Lovely ṛta is never so needed as now. Through the unregulated, unjust and unmetered use of resources, we have collectively created a cosmic disorder, and arguably the loss of ritual thinking is part of the reason. Some scholars argue that the loss of effective rituals leads to destructive behaviours, while the anthropologist Roy Rappaport in the 1990s called for a collective responsibility to ecological order, vitalised by ritualisation.

To me, the most eloquent example of this is demonstrated by the Shinto priests at Lake Suwa in Japan who ritually recorded the lake’s freezing. As it froze, ridges of ice were formed and, when the world is viewed with twice-sight and nothing is only what it seems, the ice-ridges were seen as the footsteps of the gods. For 255 years, there were only three years when the lake did not freeze. Then between 2005 to 2014, there were five years when the lake didn’t freeze. Since 2013, it has frozen over just once, suggesting a terrifying planetary disorder. Confucius considered that ritual propriety guides humanity into authentic goodness (ren). ‘If for a single day one were able to return to the observance of ritual propriety, the whole empire would defer to ren.’

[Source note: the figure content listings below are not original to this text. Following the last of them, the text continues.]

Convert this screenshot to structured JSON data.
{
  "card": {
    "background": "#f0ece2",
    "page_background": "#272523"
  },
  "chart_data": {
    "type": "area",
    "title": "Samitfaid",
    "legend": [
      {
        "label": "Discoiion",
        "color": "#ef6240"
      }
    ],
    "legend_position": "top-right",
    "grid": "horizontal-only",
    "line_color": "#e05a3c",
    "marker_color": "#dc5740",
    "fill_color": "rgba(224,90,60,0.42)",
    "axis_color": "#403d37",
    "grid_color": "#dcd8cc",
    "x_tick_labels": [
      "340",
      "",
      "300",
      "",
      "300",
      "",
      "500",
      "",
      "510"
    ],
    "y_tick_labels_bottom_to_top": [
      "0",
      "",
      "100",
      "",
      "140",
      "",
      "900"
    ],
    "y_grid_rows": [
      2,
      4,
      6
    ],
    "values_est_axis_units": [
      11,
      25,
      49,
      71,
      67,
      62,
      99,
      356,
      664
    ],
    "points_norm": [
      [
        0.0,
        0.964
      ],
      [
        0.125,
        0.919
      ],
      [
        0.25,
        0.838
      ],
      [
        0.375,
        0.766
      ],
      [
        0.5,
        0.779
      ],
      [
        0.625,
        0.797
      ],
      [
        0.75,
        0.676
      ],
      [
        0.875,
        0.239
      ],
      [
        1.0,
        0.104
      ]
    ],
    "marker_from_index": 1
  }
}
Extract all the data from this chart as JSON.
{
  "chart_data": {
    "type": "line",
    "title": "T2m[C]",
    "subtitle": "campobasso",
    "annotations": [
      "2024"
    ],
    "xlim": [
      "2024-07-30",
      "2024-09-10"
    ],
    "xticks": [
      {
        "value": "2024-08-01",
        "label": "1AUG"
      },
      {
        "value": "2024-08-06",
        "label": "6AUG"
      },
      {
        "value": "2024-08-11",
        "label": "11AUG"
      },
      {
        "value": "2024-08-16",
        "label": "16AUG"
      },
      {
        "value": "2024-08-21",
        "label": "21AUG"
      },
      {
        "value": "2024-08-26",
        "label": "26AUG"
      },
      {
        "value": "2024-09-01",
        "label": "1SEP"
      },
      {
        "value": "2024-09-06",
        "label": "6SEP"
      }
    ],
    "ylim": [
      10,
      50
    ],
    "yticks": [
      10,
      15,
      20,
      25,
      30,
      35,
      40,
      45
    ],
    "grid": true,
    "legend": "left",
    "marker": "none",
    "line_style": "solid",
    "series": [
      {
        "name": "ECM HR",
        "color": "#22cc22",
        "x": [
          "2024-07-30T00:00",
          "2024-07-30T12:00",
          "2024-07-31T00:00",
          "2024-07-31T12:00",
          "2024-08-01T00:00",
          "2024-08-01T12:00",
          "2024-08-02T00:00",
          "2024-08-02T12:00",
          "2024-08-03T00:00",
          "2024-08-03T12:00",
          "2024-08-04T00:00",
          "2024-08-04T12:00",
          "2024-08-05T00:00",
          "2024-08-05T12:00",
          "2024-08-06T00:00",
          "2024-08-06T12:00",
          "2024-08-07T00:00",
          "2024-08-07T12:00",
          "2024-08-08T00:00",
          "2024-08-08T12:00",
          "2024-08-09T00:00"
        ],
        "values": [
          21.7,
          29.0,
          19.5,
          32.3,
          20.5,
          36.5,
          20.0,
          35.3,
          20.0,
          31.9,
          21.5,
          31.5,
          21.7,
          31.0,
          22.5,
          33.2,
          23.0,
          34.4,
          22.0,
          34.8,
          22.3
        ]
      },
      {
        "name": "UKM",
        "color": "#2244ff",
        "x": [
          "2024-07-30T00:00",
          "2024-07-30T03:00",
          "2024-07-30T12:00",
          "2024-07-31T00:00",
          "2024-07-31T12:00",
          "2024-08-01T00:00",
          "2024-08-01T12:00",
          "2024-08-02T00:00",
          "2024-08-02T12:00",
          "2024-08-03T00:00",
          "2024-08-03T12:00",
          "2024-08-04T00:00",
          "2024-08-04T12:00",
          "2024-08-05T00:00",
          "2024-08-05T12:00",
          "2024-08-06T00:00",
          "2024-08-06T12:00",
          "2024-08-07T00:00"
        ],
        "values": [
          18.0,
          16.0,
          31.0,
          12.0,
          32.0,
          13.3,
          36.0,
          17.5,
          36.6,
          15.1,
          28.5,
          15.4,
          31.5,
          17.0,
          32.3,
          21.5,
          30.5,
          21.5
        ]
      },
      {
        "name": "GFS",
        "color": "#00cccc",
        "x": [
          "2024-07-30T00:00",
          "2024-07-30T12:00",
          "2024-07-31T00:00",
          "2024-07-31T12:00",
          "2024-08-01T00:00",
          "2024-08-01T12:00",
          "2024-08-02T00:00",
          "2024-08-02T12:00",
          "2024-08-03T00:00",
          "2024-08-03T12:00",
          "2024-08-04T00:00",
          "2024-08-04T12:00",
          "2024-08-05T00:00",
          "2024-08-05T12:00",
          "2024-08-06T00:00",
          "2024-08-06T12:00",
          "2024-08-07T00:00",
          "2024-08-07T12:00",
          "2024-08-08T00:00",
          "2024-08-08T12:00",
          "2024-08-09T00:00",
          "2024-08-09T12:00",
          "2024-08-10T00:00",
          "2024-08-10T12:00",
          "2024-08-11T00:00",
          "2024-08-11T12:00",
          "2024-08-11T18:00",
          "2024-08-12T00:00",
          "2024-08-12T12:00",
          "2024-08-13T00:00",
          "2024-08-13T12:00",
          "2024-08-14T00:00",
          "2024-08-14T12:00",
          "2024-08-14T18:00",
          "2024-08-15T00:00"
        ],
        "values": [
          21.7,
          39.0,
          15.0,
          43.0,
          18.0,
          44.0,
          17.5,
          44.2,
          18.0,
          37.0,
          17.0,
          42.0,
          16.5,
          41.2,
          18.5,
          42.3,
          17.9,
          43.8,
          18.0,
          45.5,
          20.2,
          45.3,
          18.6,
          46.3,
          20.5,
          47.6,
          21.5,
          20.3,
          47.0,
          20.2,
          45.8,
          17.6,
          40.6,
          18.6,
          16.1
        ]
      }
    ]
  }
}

The sweet paradox of small daily rituals is that the ordinary is intensified into the sacred through the numinousness of the absolutely commonplace, an illustration of immanent divinity, demonstrating that all it takes to find cascades of enchantment is a tender attention in which the natural living world is blessed by the psyche, and the psyche by the natural world. Ritual sculpts, shapes and polishes the spirit in a fineness of mind, the hearth of the heart tended and made more tender by the delicate touch of something little more than a thank you. So the slightest of ritual magic, turning on a breath, might open doorways on to a future; and life might be protected by a petal and the holiness of prayers.